Contudo, diz ele, é necessário atentar-se aos desafios de se equilibrar a segurança dos usuários e clientes do setor com a promoção de inovações tecnológicas e competição, uma vez que o estabelecimento de requisitos e obrigações demasiadamente rígidas podem na verdade vir a estimular uma concentração de mercado. “Além do que foi tratado pelas Resoluções 519 e 520, caso os serviços de ativos virtuais se enquadrem dentro dos serviços considerados como espécies de operações de câmbio, as SPSAVs deverão também obter licença para operar dentro do arcabouço regulatório de câmbio, principalmente no que é referente à identificação das contrapartes da operação, conforme disposto pela Resolução BCB nº 521/2025”, conclui Bruzzi.
Mais segurança
Kuyven reforça que a criação de um ambiente mais seguro para operações envolvendo criptoativos é uma necessidade premente. “A confiança é a moeda mais valiosa em qualquer mercado financeiro, e a regulamentação, quando bem elaborada, é um catalisador para essa confiança. Ao alinhar o Brasil a padrões internacionais de segurança cibernética , o Banco Central não apenas protege o mercado interno, mas também posiciona o país como um player confiável no cenário global de ativos virtuais. Isso pode impulsionar o investimento estrangeiro e a adoção dessas tecnologias de forma mais ampla e segura”, diz.
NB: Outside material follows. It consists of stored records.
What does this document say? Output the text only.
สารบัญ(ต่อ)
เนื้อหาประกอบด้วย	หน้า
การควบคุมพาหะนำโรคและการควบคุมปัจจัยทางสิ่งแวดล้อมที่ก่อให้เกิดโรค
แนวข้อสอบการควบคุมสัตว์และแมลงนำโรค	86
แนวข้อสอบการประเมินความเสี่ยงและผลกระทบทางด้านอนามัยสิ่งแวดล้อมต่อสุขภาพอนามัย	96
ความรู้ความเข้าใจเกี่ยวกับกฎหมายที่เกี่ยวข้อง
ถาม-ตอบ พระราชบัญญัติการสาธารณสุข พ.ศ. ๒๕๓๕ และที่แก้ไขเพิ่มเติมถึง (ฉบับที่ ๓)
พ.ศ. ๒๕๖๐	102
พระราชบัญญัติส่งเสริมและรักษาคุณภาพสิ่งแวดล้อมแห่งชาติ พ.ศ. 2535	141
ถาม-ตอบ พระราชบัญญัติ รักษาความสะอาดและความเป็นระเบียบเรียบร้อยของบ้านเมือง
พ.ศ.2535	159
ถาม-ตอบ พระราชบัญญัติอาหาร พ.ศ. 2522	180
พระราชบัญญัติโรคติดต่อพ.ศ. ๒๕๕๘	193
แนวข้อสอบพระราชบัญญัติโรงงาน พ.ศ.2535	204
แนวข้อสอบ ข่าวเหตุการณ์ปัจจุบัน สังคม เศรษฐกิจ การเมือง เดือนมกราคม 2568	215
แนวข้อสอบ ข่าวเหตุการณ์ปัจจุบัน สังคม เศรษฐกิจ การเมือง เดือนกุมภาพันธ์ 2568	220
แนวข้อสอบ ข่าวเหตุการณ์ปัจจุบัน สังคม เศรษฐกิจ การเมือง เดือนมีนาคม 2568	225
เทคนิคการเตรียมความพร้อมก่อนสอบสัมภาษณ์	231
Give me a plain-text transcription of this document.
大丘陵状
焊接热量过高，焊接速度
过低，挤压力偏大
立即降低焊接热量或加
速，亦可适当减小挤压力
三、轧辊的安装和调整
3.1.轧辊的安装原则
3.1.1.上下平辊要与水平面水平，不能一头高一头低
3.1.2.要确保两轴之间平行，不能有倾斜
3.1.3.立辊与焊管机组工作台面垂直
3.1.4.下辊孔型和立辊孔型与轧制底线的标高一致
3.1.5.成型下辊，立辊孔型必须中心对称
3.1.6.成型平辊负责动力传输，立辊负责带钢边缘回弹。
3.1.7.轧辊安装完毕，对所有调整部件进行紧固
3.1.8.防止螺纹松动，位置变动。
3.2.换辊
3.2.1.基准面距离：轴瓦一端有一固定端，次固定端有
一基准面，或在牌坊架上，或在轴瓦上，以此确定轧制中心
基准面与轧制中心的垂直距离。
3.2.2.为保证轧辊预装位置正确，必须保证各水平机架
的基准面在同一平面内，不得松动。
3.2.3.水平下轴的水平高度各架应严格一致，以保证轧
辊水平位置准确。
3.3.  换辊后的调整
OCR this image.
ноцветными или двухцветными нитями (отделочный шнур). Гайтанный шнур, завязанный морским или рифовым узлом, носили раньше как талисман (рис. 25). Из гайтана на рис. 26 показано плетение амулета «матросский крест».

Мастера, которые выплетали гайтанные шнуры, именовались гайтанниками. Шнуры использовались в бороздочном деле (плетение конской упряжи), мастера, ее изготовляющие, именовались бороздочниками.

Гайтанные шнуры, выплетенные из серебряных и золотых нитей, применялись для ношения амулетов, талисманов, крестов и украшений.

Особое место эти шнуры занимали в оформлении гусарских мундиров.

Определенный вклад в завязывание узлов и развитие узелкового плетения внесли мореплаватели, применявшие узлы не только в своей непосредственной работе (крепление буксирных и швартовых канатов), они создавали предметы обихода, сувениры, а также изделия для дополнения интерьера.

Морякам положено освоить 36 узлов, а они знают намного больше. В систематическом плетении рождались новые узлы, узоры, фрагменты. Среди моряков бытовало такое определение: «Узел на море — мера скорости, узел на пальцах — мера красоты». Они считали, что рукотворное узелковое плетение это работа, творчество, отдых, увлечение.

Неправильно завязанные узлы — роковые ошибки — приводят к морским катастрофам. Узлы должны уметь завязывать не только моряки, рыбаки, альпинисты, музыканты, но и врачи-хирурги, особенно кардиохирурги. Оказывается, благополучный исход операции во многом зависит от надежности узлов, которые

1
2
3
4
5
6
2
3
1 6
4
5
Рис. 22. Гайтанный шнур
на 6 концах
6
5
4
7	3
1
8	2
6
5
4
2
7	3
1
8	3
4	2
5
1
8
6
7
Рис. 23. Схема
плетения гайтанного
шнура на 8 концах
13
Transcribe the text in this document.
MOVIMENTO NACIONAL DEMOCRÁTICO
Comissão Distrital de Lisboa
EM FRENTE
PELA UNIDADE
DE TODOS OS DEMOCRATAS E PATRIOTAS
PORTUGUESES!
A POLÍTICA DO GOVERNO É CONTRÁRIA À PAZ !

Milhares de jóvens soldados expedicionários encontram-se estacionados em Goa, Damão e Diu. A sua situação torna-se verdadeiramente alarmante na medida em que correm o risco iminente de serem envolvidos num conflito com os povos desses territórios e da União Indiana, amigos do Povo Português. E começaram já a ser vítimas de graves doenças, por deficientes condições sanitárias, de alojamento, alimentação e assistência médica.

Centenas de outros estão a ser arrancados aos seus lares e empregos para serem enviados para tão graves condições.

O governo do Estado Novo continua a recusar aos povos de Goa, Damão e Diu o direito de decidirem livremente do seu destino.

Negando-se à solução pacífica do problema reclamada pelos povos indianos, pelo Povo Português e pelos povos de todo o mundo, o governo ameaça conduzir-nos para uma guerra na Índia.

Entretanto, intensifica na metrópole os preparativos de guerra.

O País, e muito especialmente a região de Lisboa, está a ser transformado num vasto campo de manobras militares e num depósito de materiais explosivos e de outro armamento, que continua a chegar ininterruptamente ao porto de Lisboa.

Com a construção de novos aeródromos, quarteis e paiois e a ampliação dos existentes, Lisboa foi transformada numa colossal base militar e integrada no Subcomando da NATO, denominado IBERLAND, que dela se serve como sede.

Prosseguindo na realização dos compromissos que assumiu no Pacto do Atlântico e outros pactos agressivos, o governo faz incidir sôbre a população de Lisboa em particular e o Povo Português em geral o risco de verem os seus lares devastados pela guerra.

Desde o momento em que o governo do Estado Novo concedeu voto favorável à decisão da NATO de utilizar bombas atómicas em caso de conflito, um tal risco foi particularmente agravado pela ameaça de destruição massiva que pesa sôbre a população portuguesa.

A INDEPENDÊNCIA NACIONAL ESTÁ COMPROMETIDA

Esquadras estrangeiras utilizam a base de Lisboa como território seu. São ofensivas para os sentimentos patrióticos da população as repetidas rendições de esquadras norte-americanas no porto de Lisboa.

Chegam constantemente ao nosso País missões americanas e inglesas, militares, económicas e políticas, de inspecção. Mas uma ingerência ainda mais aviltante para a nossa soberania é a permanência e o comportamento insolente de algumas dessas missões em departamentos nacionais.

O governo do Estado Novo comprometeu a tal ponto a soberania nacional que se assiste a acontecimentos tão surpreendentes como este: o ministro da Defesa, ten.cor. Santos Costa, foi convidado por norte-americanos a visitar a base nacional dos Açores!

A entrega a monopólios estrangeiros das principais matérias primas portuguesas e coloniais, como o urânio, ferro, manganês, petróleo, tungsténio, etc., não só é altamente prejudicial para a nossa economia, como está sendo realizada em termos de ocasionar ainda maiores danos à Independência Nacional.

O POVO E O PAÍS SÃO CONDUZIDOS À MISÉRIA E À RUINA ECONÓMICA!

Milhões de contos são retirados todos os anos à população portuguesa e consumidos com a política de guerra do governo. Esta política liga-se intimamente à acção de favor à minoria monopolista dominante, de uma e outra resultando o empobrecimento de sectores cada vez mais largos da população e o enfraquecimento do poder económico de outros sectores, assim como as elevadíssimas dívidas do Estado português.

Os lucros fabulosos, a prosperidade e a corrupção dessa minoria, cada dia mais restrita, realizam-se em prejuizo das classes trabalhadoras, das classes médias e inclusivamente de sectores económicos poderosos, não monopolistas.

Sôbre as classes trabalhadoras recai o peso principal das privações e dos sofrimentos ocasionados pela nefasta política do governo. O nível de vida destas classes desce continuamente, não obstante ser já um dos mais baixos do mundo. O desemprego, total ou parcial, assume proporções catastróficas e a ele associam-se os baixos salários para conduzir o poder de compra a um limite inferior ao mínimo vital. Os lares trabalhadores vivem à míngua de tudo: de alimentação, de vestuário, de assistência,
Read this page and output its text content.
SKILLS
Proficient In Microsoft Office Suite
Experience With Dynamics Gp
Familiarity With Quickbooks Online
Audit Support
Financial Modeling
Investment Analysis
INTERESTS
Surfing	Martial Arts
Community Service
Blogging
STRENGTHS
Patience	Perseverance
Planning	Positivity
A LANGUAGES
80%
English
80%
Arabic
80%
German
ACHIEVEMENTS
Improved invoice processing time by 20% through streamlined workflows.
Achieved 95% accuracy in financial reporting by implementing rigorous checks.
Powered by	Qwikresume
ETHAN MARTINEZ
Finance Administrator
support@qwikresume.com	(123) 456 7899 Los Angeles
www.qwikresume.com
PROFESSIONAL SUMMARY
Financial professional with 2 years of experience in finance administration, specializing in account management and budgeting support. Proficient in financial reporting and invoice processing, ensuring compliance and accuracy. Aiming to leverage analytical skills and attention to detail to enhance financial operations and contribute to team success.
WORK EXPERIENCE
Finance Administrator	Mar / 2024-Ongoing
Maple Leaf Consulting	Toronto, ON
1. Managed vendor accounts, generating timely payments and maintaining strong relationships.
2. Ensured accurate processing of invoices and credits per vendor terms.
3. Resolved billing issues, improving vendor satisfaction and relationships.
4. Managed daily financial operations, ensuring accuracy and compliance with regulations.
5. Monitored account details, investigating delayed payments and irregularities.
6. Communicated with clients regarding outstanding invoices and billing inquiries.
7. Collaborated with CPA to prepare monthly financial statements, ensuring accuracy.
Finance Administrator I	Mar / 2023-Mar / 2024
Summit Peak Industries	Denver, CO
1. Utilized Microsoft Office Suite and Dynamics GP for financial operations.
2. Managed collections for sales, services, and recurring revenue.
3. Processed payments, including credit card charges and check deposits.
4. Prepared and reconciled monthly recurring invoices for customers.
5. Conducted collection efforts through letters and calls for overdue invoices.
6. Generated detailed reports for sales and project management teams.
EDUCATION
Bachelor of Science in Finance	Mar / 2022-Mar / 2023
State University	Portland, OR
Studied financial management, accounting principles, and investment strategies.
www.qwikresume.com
“As exigências administrativas são, de fato, extensas, e o ineditismo das normas exige um esforço significativo de adaptação por parte das instituições. O Banco Central terá um papel fundamental não apenas na fiscalização, mas também na orientação e no amplo debate com o mercado. A clareza na interpretação das regras, a oferta de diretrizes complementares e a disposição para dialogar com os stakeholders serão cruciais para uma transição suave e para garantir que as resoluções atinjam seus objetivos sem sufocar a inovação”, avalia Kuyven.
“Em suma, as Resoluções nº 519 e nº 520 representam um avanço em direção a um mercado mais transparente, seguro e resiliente, onde a promessa da inovação pode ser realizada sem comprometer a integridade e a proteção dos participantes. É um momento de cauteloso otimismo para o futuro digital do nosso sistema financeiro”, finaliza Kuyven.